New Study: Fender Benders Can Be Costly


The Insurance Institute for Highway Safety released a new study today that should make you pay more attention during those bumper-to-bumper commutes. Tap that car in front of you going just six mph, and the bill could be upward of $4,500 — and that’s just if you hit the car in front of you. Imagine the person behind you then giving you a love tap. That bill could exceed $9,000. And those are just the numbers for popular midsize sedans like the Honda Accord and Volkswagen Jetta, not luxury cars.

A full chart below shows the breakdown of the four tests IIHS ran on 17 popular sedans, and the resulting cost of repairs after the low-speed impacts. The problem with today’s cars is the integrated bumper no longer sticks out from a car’s body, and often it doesn’t align properly with the other vehicle — or test barrier, in this case — resulting in damage to headlights and hoods and often leaving the bumper itself untouched.

Parts costs also factor in. The Toyota Camry, for example, sustained significant damage, but the parts didn’t cost as much as ones for other models tested.

And what do we think of IIHS testing a 1981 Ford Escort for comparison — a car with old-fashioned protruding bumpers? It’s kind of humorous, but we doubt the 1981 Escort would do so well in any of the other crash tests IIHS puts today’s cars through.

We’re not sure what to take away from the tests. IIHS says styling has an influence, as well as simple strength of the bumper. In that case, some humdrum designs like the Pontiac G6 and Honda Accord could stand a change anyway. In the end, we’re just going to fiddle with the radio and navigation a lot less during our commute.

IIHS Video Report


By David Thomas | March 1, 2007 | Comments (8)
Tags: Safety



I believe it. My Fiancee just rear ended a car with her 2007 Jeep Grande Cherokee at about 5-10 MPH, and the cost to repair her Jeep is $1,500! The bumper was cracked a little but, the mounts and stuff behind it were cracked and bent.

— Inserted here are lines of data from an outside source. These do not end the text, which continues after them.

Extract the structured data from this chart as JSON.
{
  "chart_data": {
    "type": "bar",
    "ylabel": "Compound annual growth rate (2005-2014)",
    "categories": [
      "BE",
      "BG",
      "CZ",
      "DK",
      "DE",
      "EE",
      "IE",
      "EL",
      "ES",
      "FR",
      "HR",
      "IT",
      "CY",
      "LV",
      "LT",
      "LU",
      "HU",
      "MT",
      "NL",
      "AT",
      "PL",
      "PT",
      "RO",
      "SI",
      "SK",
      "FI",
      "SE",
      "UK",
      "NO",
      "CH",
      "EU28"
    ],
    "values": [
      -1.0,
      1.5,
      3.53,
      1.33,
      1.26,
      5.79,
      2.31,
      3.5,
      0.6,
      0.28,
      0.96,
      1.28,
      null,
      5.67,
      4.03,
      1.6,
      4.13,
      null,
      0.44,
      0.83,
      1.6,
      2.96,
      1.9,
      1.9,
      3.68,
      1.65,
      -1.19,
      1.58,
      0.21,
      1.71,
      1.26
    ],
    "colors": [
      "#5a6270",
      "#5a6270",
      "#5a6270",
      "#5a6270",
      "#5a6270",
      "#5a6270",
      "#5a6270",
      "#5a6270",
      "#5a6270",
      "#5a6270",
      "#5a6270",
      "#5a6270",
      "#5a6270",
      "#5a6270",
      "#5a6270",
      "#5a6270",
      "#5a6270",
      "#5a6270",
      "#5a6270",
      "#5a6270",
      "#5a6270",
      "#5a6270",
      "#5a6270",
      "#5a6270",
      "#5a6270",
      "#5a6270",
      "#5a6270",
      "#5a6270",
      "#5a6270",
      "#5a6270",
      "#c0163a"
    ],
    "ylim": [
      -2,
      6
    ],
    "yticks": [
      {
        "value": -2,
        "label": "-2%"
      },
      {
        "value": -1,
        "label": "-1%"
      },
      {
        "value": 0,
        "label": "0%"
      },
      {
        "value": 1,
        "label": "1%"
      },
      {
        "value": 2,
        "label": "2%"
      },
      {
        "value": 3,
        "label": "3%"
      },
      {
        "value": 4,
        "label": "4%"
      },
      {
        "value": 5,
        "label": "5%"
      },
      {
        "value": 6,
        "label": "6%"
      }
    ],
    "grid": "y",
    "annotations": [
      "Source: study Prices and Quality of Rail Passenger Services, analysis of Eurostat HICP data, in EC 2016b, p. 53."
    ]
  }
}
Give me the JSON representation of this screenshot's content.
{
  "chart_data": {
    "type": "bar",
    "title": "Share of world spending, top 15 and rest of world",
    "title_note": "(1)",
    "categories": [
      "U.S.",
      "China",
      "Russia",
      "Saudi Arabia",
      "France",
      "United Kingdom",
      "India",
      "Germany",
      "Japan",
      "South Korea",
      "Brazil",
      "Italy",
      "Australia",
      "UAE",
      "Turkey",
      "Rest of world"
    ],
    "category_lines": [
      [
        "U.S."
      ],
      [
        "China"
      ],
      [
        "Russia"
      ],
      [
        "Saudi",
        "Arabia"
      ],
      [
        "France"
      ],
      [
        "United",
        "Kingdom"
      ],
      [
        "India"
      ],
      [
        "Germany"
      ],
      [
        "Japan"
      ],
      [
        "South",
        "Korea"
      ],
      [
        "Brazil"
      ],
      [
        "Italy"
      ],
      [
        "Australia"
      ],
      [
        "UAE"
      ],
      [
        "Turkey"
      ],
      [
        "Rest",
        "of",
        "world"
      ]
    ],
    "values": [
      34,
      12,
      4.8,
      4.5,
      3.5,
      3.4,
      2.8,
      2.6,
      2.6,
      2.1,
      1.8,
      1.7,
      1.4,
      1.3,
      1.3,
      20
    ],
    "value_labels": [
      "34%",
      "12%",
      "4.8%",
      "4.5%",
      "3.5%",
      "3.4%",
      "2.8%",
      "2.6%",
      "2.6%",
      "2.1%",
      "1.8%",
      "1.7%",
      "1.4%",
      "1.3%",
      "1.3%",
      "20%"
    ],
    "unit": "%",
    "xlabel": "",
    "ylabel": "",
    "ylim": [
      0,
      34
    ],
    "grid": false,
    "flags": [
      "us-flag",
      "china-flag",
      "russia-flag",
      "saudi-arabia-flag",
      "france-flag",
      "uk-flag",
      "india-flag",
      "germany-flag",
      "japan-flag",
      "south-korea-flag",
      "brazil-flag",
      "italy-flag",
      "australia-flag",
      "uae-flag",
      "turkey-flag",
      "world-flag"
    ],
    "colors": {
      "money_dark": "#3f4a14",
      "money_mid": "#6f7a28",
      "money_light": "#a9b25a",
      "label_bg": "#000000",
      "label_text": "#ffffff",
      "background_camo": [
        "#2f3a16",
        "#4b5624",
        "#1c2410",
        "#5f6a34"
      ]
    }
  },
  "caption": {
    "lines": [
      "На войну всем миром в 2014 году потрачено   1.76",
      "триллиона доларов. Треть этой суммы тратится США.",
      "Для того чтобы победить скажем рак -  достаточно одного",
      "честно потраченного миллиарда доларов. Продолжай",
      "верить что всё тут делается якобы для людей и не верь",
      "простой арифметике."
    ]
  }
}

Why does the corner cost more than the whole thing?


Corners cost more because it's a bigger piece. On the front there's still a "fender" but in the rear it's now called the "quarter" and it starts from the tail light seam to the rear doors. My wife's car was "Totaled" because the repair costs were more than 80% of the Bluebook value of the car. Even though the damage was less than $3k.

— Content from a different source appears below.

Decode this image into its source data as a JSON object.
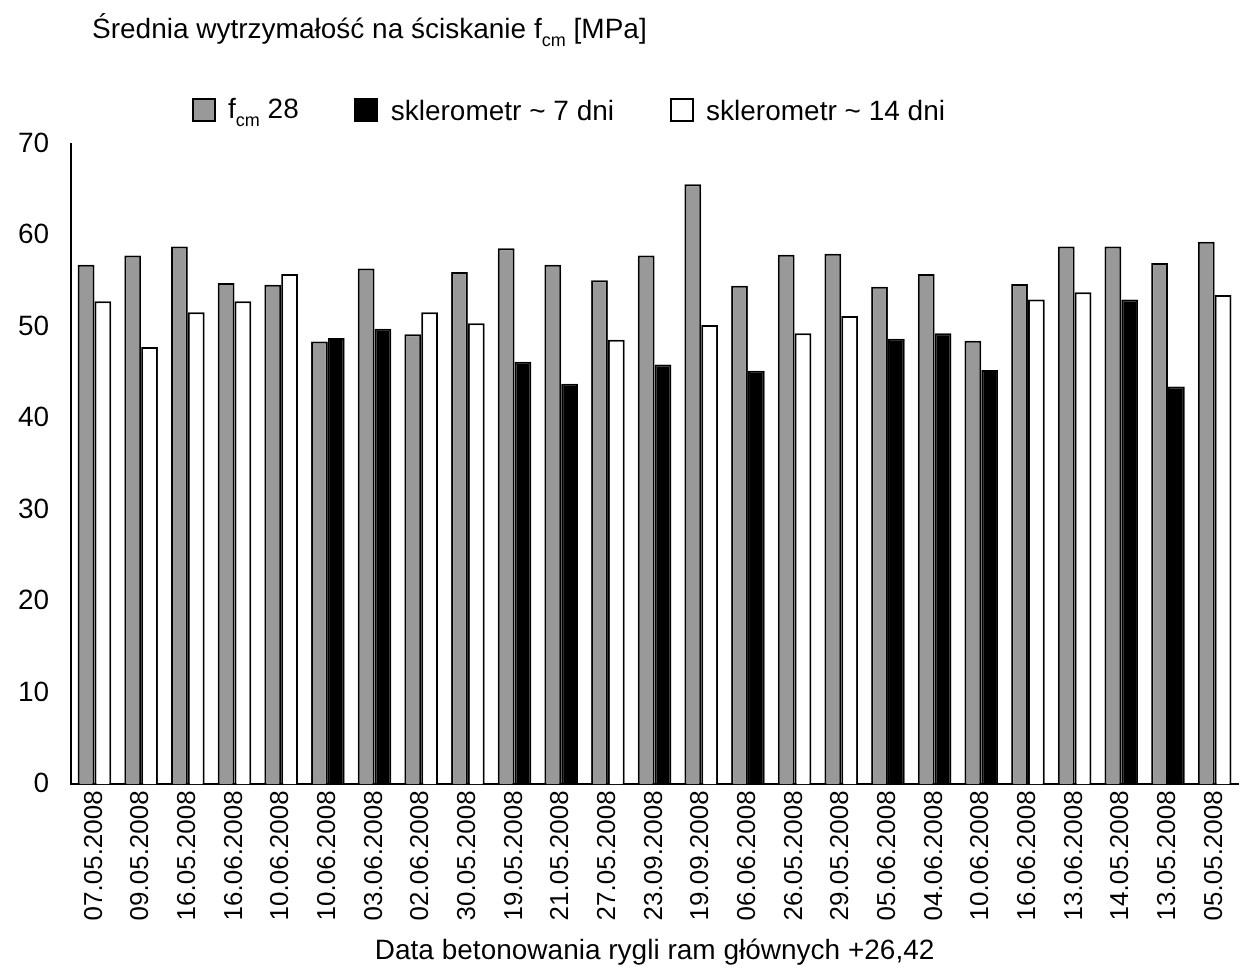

Also I've had two rear end collisons where SUV's have gone over the bumper and into the Tailgate/trunk of my car, causing significantly MORE structural dammage (the trunk latch pulls in the rear bulk head, requiring the entire rear of the car to be re-built) but the bumper skin isn't even scratched.

I'm not a big fan of "crumple zone" engineering if you want to keep a car for more than a lease term.

Bumpers and fenders are really quite expensive, but i still bought and installed ford fender -
- car looks good with it and my car is safe from collisions.


Sadly, this list looks pretty accurate. Why have steel bumpers gone the way of the do-do? Granted, in a collision, I'd rather have the car crumple than my own bones. But at 6 MPH? Surely cars should be designed to take a like that and remain relatively undamaged.

Had an encounter of the expensive kind with piece of ice. Been very cold, below zero in my area. That may have contributed to the bumper splitting in two. (Have toys in backyard made of heavier plastic that haven't cracked in 20 years.)

Turning car to pull into street. Extremely low speed crash, my guess is it was less than 2 mph. Airbags did not deploy, not even seat belts tightened up. Heard a noise, felt slight jolt. Nothing major.

Bumper had hit ice mound and split in two, then got ripped off front of car when I backed up (not knowing extremely low piece of bumper under car was stuck on piece of ice).

Cost to repair was under $1,000, which I had to pay for. If I put in claim for this, my insurance will surcharge me for what is a Honda design defect.

Wish I knew this when looking for cars. Don't feel safe in this car at all anymore.


my 2007 Honda Accord bumper did the same thing - didn't even think I hit anything, just driving over poorly plowed, icy streets, must have caught one of the mounds of icy snow we have to traverse for days in upstate NY - bumper is still on, doesn't look like any damage until you feel underneath the bumper where it cracked. Going to wait for warm weather to replace.

Andy Rooney once said: "Bumpers are worse than ever. They don't protect anything except the income of automobile parts departments."